WITH (rerank = N) on CREATE INDEX (or the session pragma SET vindex_rerank_multiple = N) tells the planner to pull k × N candidates from the index and re-rank them by exact array_distance against the authoritative FLOAT[d] column. The plan shape is uniform regardless of N:

TOP_N (k) ← PROJECTION ← VINDEX_INDEX_SCAN (emits k × N row_ids)

This is enforced by test/sql/hnsw/hnsw_rerank.test. There is no "skip rerank" shortcut — the upstream operator is always the exact-distance step, which is why bits=1 + rerank=20 can recover >99% Recall@10.

Repository layout

src/                    C++ extension source
  include/vindex/       public headers (VectorIndex, Quantizer, ...)
  common/               optimizers, registry, block store
  algo/<name>/          one subdirectory per algorithm
  quant/<name>/         one subdirectory per quantizer
test/
  sql/                  sqllogictest (.test files)
  unit/                 Catch2 kernel tests
  bench/                recall regression harness (Python)
  python/               duckdb-python e2e smoke
ref/duckdb-vss/         read-only upstream reference

Building

./scripts/bootstrap.sh   # clones duckdb + extension-ci-tools
make                     # release build → build/release/extension/vindex/
make test                # SQL logic tests (test/sql/)
make unit                # Catch2 unit tests (test/unit/)
make bench               # recall regression on siftsmall (~5 s, auto-downloads)

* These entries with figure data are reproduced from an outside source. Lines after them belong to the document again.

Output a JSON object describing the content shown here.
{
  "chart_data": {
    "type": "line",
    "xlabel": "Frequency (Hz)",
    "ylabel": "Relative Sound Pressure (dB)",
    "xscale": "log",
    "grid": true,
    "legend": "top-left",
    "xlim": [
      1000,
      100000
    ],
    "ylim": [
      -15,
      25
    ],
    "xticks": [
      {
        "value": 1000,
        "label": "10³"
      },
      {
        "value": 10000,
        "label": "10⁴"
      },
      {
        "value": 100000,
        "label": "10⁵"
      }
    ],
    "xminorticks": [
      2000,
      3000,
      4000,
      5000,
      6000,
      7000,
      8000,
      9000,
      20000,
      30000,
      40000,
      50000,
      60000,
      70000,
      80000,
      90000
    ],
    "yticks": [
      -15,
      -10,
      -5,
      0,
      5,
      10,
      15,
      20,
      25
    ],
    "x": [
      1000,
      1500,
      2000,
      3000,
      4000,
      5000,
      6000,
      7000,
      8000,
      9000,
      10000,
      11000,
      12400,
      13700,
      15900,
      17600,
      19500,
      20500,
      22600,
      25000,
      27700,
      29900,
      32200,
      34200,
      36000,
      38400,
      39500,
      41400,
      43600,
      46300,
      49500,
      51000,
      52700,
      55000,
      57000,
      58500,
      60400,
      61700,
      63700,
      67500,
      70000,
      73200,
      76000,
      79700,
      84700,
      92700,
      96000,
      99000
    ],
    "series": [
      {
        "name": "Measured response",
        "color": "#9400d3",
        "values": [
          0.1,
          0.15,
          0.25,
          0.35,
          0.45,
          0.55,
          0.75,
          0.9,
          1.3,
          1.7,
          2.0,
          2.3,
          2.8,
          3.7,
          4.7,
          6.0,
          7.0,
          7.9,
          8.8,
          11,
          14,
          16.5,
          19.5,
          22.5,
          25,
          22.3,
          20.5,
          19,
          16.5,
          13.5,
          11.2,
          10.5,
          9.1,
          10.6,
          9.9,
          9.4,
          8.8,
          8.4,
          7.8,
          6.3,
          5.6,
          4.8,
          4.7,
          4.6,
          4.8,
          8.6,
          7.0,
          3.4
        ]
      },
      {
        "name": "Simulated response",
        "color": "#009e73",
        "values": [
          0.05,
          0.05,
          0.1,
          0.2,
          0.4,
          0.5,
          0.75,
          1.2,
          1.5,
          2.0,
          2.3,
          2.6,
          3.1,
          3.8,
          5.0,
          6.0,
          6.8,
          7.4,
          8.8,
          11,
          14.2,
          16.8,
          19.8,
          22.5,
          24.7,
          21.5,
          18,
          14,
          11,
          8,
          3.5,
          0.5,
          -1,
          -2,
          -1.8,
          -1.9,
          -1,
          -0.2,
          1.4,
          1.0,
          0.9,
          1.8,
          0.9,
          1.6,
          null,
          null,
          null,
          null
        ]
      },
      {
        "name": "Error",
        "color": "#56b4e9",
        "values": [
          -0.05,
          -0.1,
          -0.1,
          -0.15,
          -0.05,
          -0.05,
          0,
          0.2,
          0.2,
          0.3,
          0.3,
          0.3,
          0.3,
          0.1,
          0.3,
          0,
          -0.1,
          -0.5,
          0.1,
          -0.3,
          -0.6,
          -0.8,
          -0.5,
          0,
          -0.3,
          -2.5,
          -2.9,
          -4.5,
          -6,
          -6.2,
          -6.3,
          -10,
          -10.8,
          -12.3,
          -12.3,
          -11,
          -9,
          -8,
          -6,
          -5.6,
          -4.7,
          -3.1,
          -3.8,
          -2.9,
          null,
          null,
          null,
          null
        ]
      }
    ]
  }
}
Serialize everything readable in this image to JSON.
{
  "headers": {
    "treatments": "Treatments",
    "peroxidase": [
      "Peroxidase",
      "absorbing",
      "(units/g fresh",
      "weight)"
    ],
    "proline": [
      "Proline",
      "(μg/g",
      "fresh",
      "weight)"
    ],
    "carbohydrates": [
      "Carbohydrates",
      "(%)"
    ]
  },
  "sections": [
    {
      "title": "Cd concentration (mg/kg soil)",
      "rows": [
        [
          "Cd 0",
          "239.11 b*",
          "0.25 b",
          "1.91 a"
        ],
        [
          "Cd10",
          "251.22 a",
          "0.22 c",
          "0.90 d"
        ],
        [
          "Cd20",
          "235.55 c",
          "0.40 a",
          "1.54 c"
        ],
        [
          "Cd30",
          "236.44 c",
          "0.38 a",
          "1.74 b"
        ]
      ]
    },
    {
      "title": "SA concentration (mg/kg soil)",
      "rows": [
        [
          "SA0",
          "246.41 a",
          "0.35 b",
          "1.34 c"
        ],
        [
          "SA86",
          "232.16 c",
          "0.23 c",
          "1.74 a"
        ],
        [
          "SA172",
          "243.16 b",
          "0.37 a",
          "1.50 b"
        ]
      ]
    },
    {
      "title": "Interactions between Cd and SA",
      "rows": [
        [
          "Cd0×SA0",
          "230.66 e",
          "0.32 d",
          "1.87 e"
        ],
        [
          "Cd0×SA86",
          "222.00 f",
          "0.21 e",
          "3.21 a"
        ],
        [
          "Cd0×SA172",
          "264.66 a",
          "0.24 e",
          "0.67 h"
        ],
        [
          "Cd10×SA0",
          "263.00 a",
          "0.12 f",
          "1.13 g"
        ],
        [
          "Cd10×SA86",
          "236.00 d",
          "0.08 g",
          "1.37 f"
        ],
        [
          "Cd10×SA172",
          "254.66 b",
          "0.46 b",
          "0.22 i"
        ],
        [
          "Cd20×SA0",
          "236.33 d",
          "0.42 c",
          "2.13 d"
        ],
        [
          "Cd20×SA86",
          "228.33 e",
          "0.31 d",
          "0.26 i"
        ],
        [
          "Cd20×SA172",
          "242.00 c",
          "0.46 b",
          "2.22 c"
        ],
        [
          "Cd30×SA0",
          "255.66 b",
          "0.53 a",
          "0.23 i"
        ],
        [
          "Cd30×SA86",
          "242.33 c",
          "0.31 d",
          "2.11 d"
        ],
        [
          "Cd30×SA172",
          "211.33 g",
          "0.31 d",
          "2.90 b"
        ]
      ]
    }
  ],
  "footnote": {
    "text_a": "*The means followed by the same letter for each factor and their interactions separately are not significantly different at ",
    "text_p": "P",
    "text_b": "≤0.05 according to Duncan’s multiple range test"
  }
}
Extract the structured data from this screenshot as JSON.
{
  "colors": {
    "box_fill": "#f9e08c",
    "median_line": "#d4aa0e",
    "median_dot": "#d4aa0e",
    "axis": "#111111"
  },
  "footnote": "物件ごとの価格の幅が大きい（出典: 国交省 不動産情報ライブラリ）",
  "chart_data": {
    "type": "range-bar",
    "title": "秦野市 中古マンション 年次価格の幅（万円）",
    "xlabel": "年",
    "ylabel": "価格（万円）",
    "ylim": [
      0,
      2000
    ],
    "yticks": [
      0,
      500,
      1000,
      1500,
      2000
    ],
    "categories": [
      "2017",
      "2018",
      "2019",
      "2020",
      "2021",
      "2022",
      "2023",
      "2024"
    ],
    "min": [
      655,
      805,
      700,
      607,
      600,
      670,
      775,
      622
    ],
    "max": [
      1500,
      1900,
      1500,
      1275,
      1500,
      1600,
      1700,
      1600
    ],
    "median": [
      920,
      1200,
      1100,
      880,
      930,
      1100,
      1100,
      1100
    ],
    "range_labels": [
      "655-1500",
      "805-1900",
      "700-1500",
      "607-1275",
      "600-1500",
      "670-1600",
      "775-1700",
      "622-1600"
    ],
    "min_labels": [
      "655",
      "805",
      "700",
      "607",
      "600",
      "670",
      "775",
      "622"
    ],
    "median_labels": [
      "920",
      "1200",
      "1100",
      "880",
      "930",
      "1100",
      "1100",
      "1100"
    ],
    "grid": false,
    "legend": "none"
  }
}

make bench downloads the siftsmall dataset into test/bench/datasets/ on first run and fails non-zero if any Recall@10 threshold regresses. Full-size SIFT1M is wired but gated — pass --dataset sift1m to run_recall.py to exercise it.

License

MIT — compatible with DuckDB's community-extensions submission policy.